I was in the ER for the first couple of weeks before we went up to work on the intensive-care unit on the second floor. Traditionally, in a hospital that’s operating within its normal capacities, everyone has clearly defined roles, but there were kind of no boundaries in my time there. Instead of having such an organized, regimented approach to taking care of patients, everybody just did what needed to be done. I was doing everything from transporting patients, rolling their gurneys down the hall, to doing respiratory-therapy work, adjusting ventilators, disconnecting oxygen tanks, carrying out old oxygen tanks and bringing in new ones, doing blood draws, doing nursing tasks. Patients would be stuck in the ER for 24 to 36 hours, and they would have soiled sheets, and I’d be working with the rest of the team to change the sheets. Everyone did everything.
It was heartwarming seeing everyone rising to the occasion and figure out what needed to be done and doing it. It’s such an awful situation and yet it was also an extraordinary learning experience. There were times you would introduce yourself and ask someone where the lab is, and often the response you’d get is, “Oh, I just showed up today from Minnesota.” The fact that people were coming from halfway across the country to help out was really something that you would only see in a wartime situation. You very much had the sense of a battleground with people from all different areas, geography, and levels of experience being brought together to fight the same battle.

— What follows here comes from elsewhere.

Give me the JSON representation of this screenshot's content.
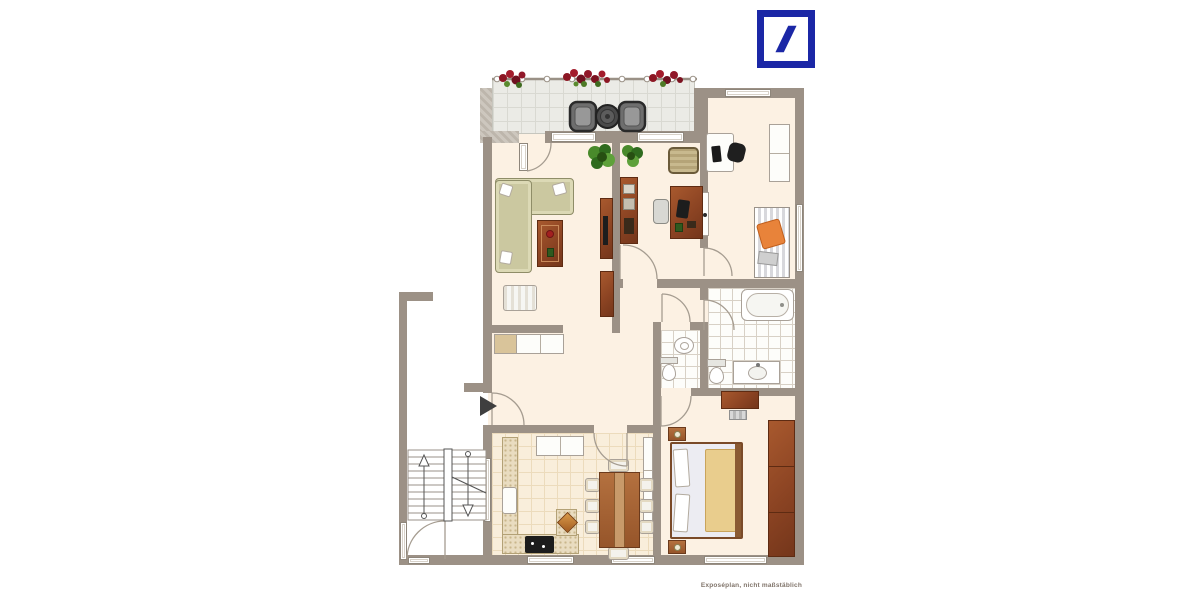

Working in that kind of a situation, there’s such an incredible intensity of emotion. At the end of the day, you would be completely physically and emotionally exhausted. Surgeons are used to working hard, but you’re used to working hard in the controlled environment of an operating room, where you have all the tools you need, you know exactly what the command structure is, and you know that the family is going to be down in the surgical waiting area waiting for you to talk to them after the end of the operation. Here, all that structure was taken away. Plus, as surgeons, we’re used to being able to make a direct intervention for our patients, to help them to get better. In this situation, our skills as surgeons are limited against an infection like COVID. There’s no definitive treatment; everything is supportive. So it forced us out of our standard thinking. We’re throwing all these different medications and all these different interventions at our patients and hoping to support them as best we can and that their own bodies will be able to recover from this disease. It’s humbling.